Ilustrasi. MI/Duta
Media Indonesia • 18 June 2023 06:07
SEBAGAI sebuah wacana saja, penggunaan tenaga kerja asing sebagai tenaga pengawas proyek pembangunan Ibu Kota Negara (IKN) Nusantara yang secara ngotot diinisiasi Menteri Koordinator Bidang Kemaritiman dan Investasi Luhut Binsar Pandjaitan, sebetulnya sudah tak elok. Sebab, wacana ini memperlihatkan bahwa pemerintah seakan tidak percaya dengan kemampuan dan keahlian rakyatnya sendiri.
Nah, kini lebih parah lagi karena wacana itu rupanya dapat lampu hijau dari Presiden Joko Widodo. Presiden setuju penggunaan tenaga kerja asing sebagai pengawas pada proyek IKN Nusantara demi menjamin kualitas. Ia bahkan melontarkan komparasi yang amat tidak sebanding ketika mengatakan tidak ingin kualitas proyek IKN nanti seperti kualitas SD inpres.
Sungguh aneh membandingkan dua hal yang sejatinya mungkin bisa dikatakan 'berbeda alam' hanya demi membenarkan sebuah rencana yang justru menihilkan kemampuan bangsa sendiri. Kalaupun mungkin banyak bangunan SD inpres ketika itu yang kualitasnya di bawah standar, itu bukan karena ketidakmampuan tenaga kerja kita untuk membangun, melainkan karena anggarannya memang tidak besar.

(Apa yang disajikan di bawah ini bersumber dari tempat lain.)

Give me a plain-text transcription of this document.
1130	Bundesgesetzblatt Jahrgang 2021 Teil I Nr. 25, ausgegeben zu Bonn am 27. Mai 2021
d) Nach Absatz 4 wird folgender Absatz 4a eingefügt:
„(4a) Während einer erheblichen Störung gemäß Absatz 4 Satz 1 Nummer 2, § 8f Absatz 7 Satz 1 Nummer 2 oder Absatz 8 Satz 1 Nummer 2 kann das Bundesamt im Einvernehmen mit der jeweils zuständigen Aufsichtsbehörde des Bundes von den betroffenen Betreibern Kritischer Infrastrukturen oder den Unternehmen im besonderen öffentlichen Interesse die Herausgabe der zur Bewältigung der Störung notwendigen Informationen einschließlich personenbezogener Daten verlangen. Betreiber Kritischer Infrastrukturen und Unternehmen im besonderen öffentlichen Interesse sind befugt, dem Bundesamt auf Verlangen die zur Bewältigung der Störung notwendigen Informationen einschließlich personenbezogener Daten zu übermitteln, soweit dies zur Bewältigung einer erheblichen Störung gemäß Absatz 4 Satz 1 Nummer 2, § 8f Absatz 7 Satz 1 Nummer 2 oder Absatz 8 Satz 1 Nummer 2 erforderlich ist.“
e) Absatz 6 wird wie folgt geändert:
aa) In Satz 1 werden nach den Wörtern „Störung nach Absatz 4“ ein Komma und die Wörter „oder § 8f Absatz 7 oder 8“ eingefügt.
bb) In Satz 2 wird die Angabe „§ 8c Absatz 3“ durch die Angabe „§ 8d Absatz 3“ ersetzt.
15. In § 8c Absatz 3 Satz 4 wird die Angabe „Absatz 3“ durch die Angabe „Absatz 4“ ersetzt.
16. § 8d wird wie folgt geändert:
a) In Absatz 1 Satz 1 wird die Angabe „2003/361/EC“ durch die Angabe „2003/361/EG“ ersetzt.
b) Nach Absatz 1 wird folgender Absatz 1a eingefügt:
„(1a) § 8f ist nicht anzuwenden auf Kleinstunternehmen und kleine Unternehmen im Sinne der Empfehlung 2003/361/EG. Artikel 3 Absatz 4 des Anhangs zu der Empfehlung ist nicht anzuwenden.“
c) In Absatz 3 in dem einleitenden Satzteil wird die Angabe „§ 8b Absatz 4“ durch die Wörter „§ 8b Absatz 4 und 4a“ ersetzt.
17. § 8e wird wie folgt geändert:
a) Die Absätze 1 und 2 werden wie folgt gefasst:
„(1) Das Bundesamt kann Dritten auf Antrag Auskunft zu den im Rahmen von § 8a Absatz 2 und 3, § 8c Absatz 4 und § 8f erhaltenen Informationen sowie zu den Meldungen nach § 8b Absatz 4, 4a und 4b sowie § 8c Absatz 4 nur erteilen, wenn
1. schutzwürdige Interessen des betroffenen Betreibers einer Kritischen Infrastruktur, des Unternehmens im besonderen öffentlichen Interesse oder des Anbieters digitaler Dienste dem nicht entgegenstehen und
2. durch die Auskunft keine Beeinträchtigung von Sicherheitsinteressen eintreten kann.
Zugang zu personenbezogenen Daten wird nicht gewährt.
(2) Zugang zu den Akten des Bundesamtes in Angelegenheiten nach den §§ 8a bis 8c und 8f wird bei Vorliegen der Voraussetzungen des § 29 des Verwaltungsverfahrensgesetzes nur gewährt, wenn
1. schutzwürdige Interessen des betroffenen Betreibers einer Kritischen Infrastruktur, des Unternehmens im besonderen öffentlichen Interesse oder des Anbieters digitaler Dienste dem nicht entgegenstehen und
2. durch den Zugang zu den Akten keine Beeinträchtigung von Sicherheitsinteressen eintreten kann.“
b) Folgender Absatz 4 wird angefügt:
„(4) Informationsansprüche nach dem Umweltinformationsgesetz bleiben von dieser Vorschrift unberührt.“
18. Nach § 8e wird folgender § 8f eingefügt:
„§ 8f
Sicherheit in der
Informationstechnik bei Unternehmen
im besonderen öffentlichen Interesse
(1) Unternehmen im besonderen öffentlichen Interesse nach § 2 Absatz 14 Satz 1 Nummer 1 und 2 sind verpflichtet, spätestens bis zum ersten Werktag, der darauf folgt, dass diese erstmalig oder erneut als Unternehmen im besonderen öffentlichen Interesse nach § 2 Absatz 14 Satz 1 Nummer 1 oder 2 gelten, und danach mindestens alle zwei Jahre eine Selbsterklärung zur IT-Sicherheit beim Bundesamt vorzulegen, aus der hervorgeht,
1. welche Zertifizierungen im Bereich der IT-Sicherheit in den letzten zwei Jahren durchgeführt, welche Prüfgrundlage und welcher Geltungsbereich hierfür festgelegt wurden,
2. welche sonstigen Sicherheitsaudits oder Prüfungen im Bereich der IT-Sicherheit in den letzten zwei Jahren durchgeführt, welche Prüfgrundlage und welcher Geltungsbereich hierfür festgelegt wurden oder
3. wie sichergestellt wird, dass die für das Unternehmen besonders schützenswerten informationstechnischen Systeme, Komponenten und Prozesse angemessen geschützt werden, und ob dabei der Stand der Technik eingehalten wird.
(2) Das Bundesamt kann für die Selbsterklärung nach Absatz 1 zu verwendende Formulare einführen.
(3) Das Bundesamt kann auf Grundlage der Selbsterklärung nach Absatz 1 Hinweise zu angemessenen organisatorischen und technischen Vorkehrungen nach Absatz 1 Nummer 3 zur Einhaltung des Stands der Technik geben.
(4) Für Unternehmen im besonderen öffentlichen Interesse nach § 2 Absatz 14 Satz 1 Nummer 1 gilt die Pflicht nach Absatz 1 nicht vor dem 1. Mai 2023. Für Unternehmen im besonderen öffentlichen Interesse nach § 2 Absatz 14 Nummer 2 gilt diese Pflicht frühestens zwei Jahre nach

Kok, tiba-tiba jadi menyamakan kerja membangun SD inpres dengan IKN, apa relevansinya? Yang relevan, mestinya Jokowi membandingkan kemampuan tenaga kerja asing dengan tenaga kerja domestik. Apakah betul ada gap keahlian yang teramat jauh di antara keduanya sampai pemimpin negara pun tidak mau memercayakan pengawasan proyek IKN kepada orang sendiri?
Lagi pula, kalau Presiden tidak percaya dengan kemampuan warganya, bukankah itu menjadi pengakuan bahwa dia gagal membangun mutu sumber saya manusia (SDM), kualitas anak bangsa ini? Bukankah Jokowi sendiri yang dulu gembar-gembor mencanangkan program pembangunan SDM di era kepresidenan dia jilid dua ini? Mana hasilnya kalau untuk tenaga pengawas proyek saja masih membutuhkan tenaga asing?
Kalau begitu, bolehlah publik menduga-duga bahwa yang dikatakan Jokowi, dahulu, hanyalah janji-janji manis di awal masa jabatan. Selanjutnya, mungkin ia lupa atau pura-pura lupa sehingga tak menjadikan pembangunan SDM sebagai fokus kerjanya. Pemerintah sibuk mengejar investasi, sibuk membangun infrastruktur, sibuk mengungkit angka pertumbuhan ekonomi itu baik, tapi semestinya semua itu juga dibarengi dengan program pembangunan SDM yang mumpuni.
Presiden harusnya risau dengan banyaknya tenaga kerja asing yang mengambil pekerjaan di negeri ini. Namun, faktanya, ia bahkan tampak tidak terlalu terganggu dengan kehadiran tenaga-tenaga kerja asing di sejumlah proyek besutan pemerintah. Sebelum proyek IKN, kita bisa lihat betapa banyak tenaga kerja asing yang dipekerjakan di pembangunan proyek kereta cepat Jakarta-Bandung, misalnya. Tapi Presiden sepertinya santai-santai saja.
Ketidakseriusan pemerintah membangun SDM itu berbanding terbalik dengan ketekunan Presiden untuk ikut campur dalam urusan Pemilihan Presiden (Pilpres) 2024, yang justru semestinya tidak dia lakukan. Saat ia fokus cawe-cawe urusan pilpres, sudah tentu program lain yang tidak populer seperti pembangunan SDM akan terpinggirkan, setidaknya luput dari perhatian.
Ujungnya, seperti sekarang ini, karena gagal membangun SDM, pemerintah selalu mengambil kesimpulan instan dan jalan pintas. Dengan semena-mena pemerintah menyimpulkan kualitas tenaga kerja kita hanya selevel mereka yang dulu membangun SD inpres. Karena itu, mereka dianggap tak pantas ikut mengawasi pembangunan IKN. Jalan pintasnya, rekrut tenaga kerja asing. Ampun.